ONGC, Tata Steel, Coal India, NTPC, Axis Bank, and State Bank of India, on the other hand, were among the winners.

“The outcome of the RBI’s three-day Monetary Policy Committee meeting today reacted well in Indian markets,” said Mohit Nigam, Head – PMS, Hem Securities.

Markets in Seoul, Tokyo, and Hong Kong were trading higher, while Shanghai was trading lower. On Tuesday, the stock markets in the United States concluded the day with gains.

Meanwhile, Brent crude, the worldwide oil standard, increased by 0.07 per cent to $120.66 per barrel. According to stock market statistics, foreign institutional investors sold shares worth Rs 2,293.98 crore on Tuesday.

How much would your EMI increase per lakh of the loan if the RBI raises the repo rate?

Borrowers will have to prepare for continuous interest rate hikes on their loans after enjoying low-interest decadal rates. This is because the Reserve Bank of India (RBI) chose to raise the repo rate from 0.5 per cent to 4.9 per cent at its monetary policy meeting on June 8. This comes just 36 days after the last repo rate boost of 40 basis points, which took place on May 4, 2022. Existing and new floating rate borrowers, such as home loan borrowers, would have to pay higher EMIs on their loans.

How much will your EMI rise?

The total rise in the repo rate after the current boost is 0.9 per cent. Because of the central bank’s rate hikes, lenders such as banks and housing finance businesses will raise their lending rates in response, which means your EMIs will also rise. Your EMI will increase by Rs 1,648 from Rs 23,259 to Rs 24,907.

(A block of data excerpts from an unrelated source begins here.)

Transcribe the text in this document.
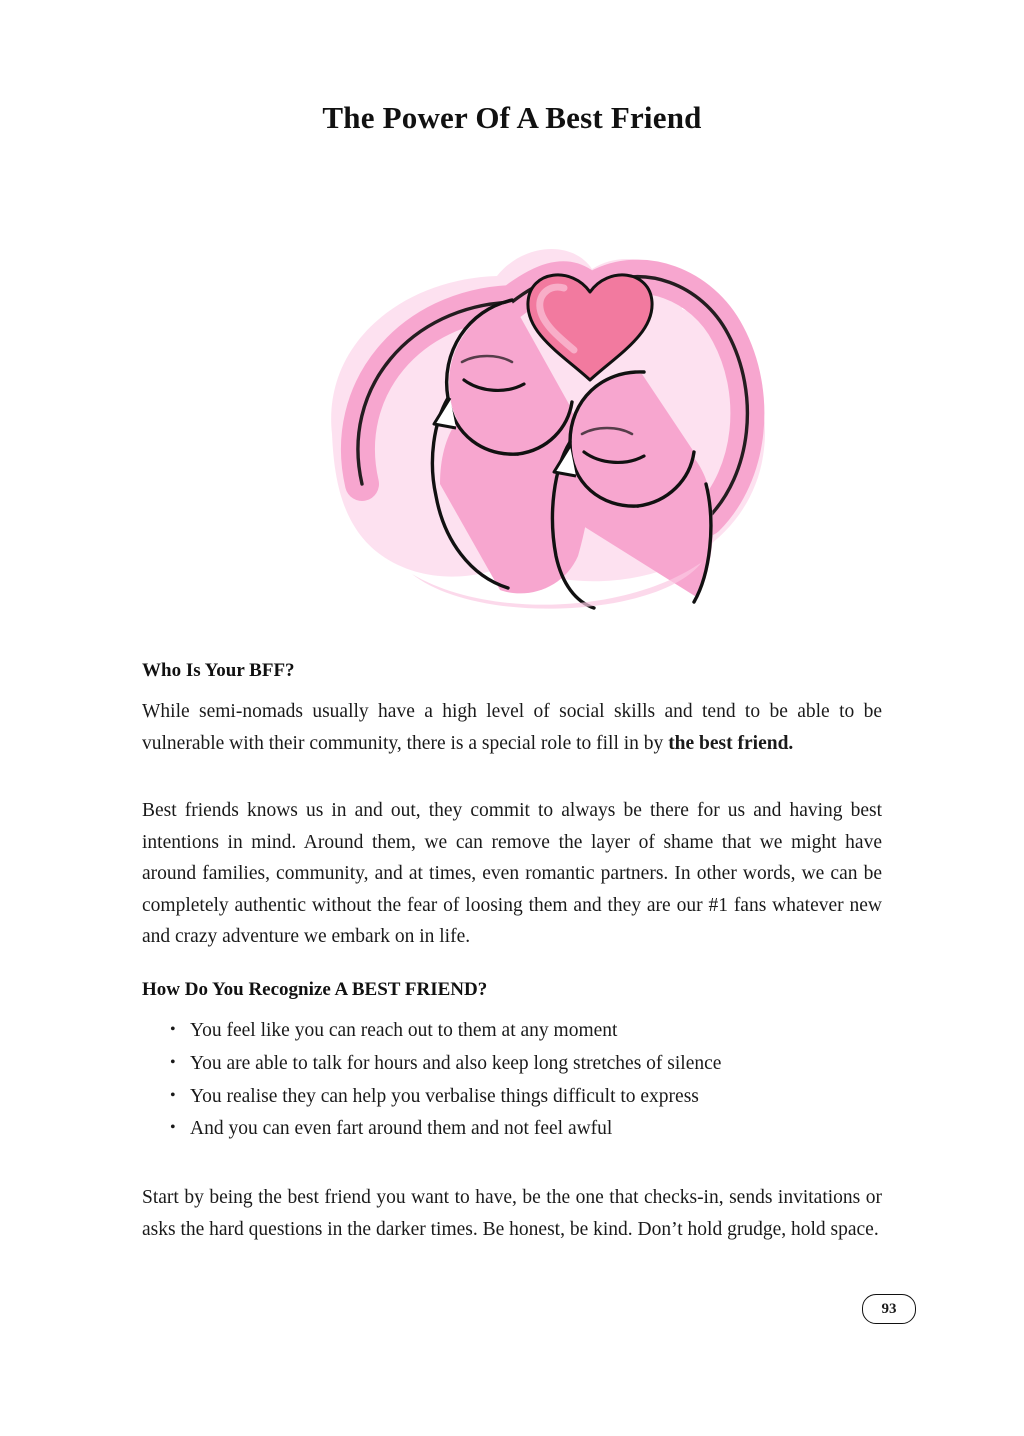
The Power Of A Best Friend
Who Is Your BFF?

While semi-nomads usually have a high level of social skills and tend to be able to be vulnerable with their community, there is a special role to fill in by the best friend.

Best friends knows us in and out, they commit to always be there for us and having best intentions in mind. Around them, we can remove the layer of shame that we might have around families, community, and at times, even romantic partners. In other words, we can be completely authentic without the fear of loosing them and they are our #1 fans whatever new and crazy adventure we embark on in life.

How Do You Recognize A BEST FRIEND?
• You feel like you can reach out to them at any moment
• You are able to talk for hours and also keep long stretches of silence
• You realise they can help you verbalise things difficult to express
• And you can even fart around them and not feel awful

Start by being the best friend you want to have, be the one that checks-in, sends invitations or asks the hard questions in the darker times. Be honest, be kind. Don’t hold grudge, hold space.

93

If you have a home loan with a balance of Rs 30 lakh and a balance tenure of 20 years at 7% pa interest, your EMI will increase by Rs 1,648 from Rs 23,259 to Rs 24,907. You may pay an extra Rs 55 in EMI for every lakh rupee borrowed.

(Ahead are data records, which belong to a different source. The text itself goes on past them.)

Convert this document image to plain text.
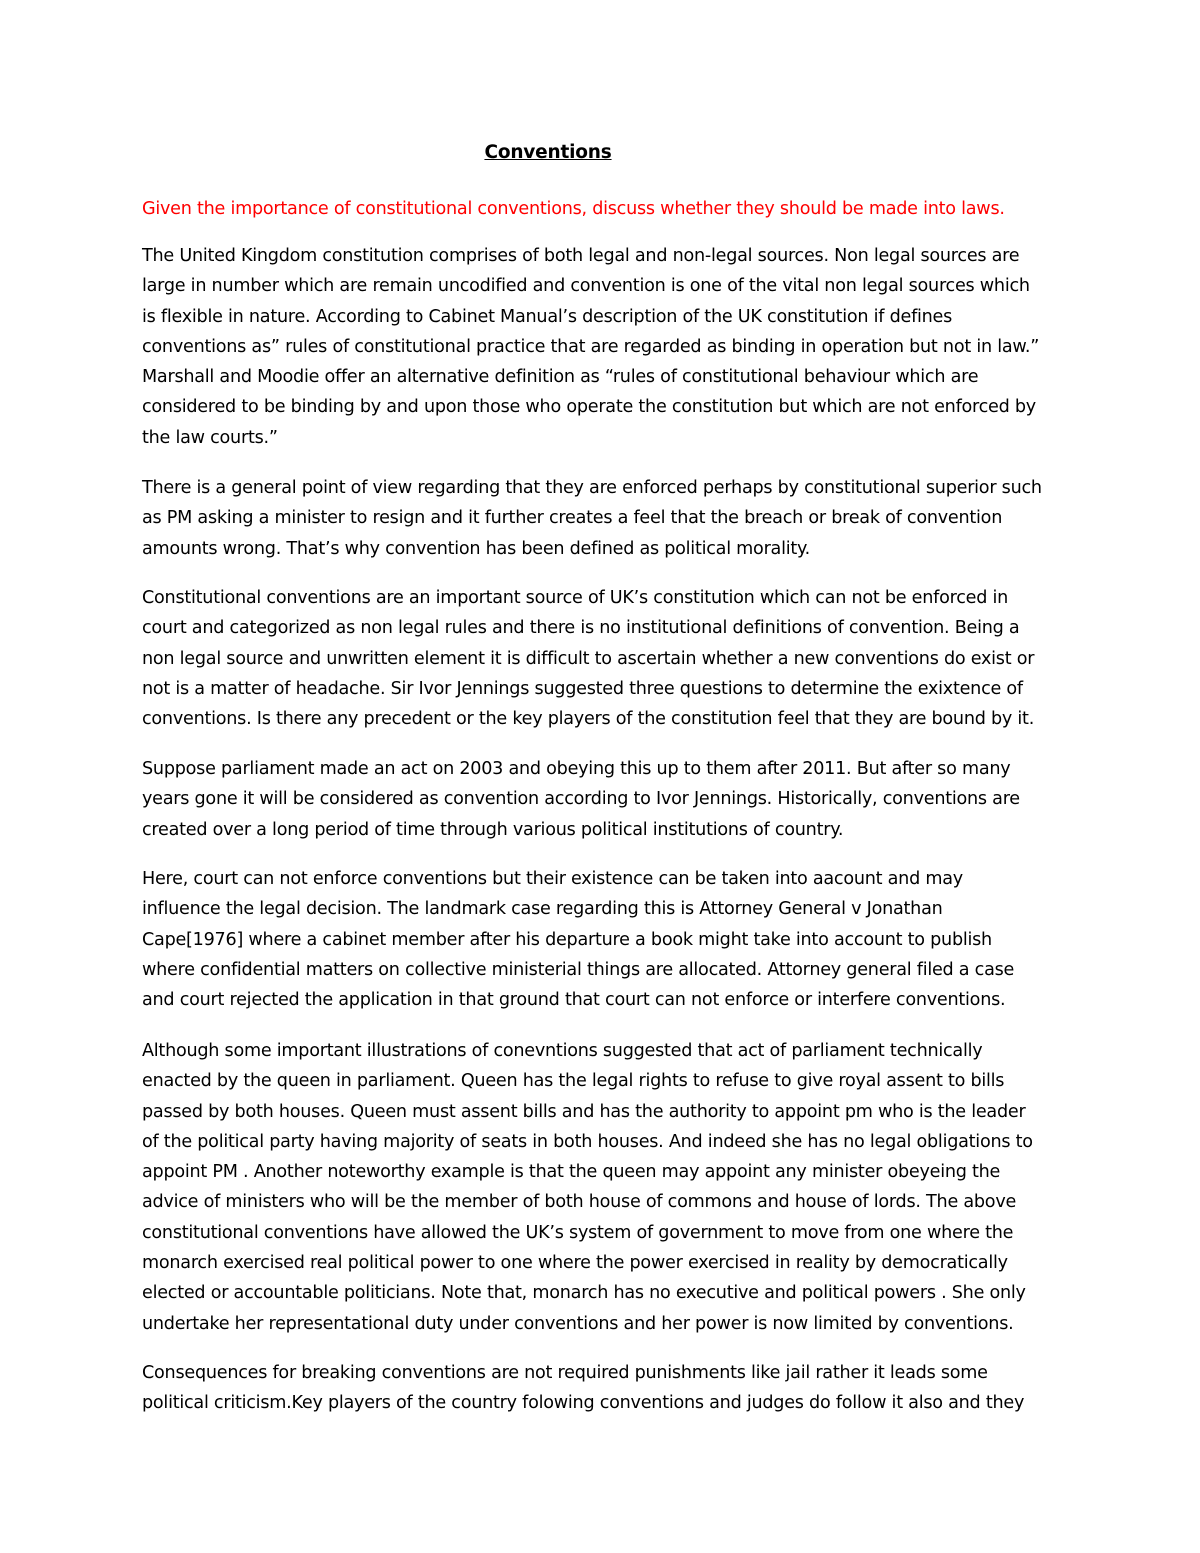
Conventions
Given the importance of constitutional conventions, discuss whether they should be made into laws.
The United Kingdom constitution comprises of both legal and non-legal sources. Non legal sources are
large in number which are remain uncodified and convention is one of the vital non legal sources which
is flexible in nature. According to Cabinet Manual’s description of the UK constitution if defines
conventions as” rules of constitutional practice that are regarded as binding in operation but not in law.”
Marshall and Moodie offer an alternative definition as “rules of constitutional behaviour which are
considered to be binding by and upon those who operate the constitution but which are not enforced by
the law courts.”
There is a general point of view regarding that they are enforced perhaps by constitutional superior such
as PM asking a minister to resign and it further creates a feel that the breach or break of convention
amounts wrong. That’s why convention has been defined as political morality.
Constitutional conventions are an important source of UK’s constitution which can not be enforced in
court and categorized as non legal rules and there is no institutional definitions of convention. Being a
non legal source and unwritten element it is difficult to ascertain whether a new conventions do exist or
not is a matter of headache. Sir Ivor Jennings suggested three questions to determine the exixtence of
conventions. Is there any precedent or the key players of the constitution feel that they are bound by it.
Suppose parliament made an act on 2003 and obeying this up to them after 2011. But after so many
years gone it will be considered as convention according to Ivor Jennings. Historically, conventions are
created over a long period of time through various political institutions of country.
Here, court can not enforce conventions but their existence can be taken into aacount and may
influence the legal decision. The landmark case regarding this is Attorney General v Jonathan
Cape[1976] where a cabinet member after his departure a book might take into account to publish
where confidential matters on collective ministerial things are allocated. Attorney general filed a case
and court rejected the application in that ground that court can not enforce or interfere conventions.
Although some important illustrations of conevntions suggested that act of parliament technically
enacted by the queen in parliament. Queen has the legal rights to refuse to give royal assent to bills
passed by both houses. Queen must assent bills and has the authority to appoint pm who is the leader
of the political party having majority of seats in both houses. And indeed she has no legal obligations to
appoint PM . Another noteworthy example is that the queen may appoint any minister obeyeing the
advice of ministers who will be the member of both house of commons and house of lords. The above
constitutional conventions have allowed the UK’s system of government to move from one where the
monarch exercised real political power to one where the power exercised in reality by democratically
elected or accountable politicians. Note that, monarch has no executive and political powers . She only
undertake her representational duty under conventions and her power is now limited by conventions.
Consequences for breaking conventions are not required punishments like jail rather it leads some
political criticism.Key players of the country folowing conventions and judges do follow it also and they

Similarly, if the interest rate on an auto loan of Rs 8 lakh for a term of 7 years changes from 10% to 10.9 per cent, the EMI will climb by Rs 375, from Rs 13,281 to Rs 13,656.

If the interest rate on a personal loan of Rs 5 lakh with a 5-year term changes from 14 per cent to 14.9 per cent, your EMI will jump by Rs 235, from Rs 11,634 to Rs 11,869.

It’s possible that this isn’t the last rate hike.

The rate hikes do not appear to be coming to a stop with these two hikes in close succession. Inflationary variables have yet to show any indication of abating on a long-term basis. “We may have reached the pinnacle of inflation for the time being, but we may not have seen the end of it yet,” says Churchill Bhatt, Kotak Mahindra Life Insurance’s Executive Vice President & Debt Investments. It will be forced to use the interest rate hike option, among other inflation control tools, until inflation falls below the RBI’s comfort zone of 2-6 per cent.

The government has no choice but to use an unconventional method of lowering inflationary pressures: reducing taxes on fuel items. However, it has had only a minor effect on rising prices. Unless there is clear evidence that global inflation is declining, the rate rise cycle will be the RBI’s primary instrument for sucking liquidity out of the domestic financial system and containing inflation.

When the tenancy is extended rather than the EMI

in a 'no brainer' move, rbi set to hike repo rate by 0.4% on wednesday

Most home loan borrowers go over their financial means while purchasing their dream home. Many of these borrowers may not be happy with the steep increase in EMIs at the start of the loan. Borrowers in this situation may want to talk to their lender about extending their loan term.

In many cases, rather than increasing the EMI amount, lenders prefer that the borrower chooses to prolong the term if it is possible. This is most common with home loans with shorter repayment terms. Lenders typically extend 15 or 20-year loans to 20 or 25-year loans if they are taken out for 15 or 20 years.

However, another aspect that influences whether your loan will be extended or not is how close you are to retiring, i.e., your age. If the borrower has a long time till retirement, the lender will most likely extend the term.

For example, if you are 35 years old and have a 20-year home loan, the lender can extend the term to 5 years, bringing you closer to the traditional retirement age of 60 years.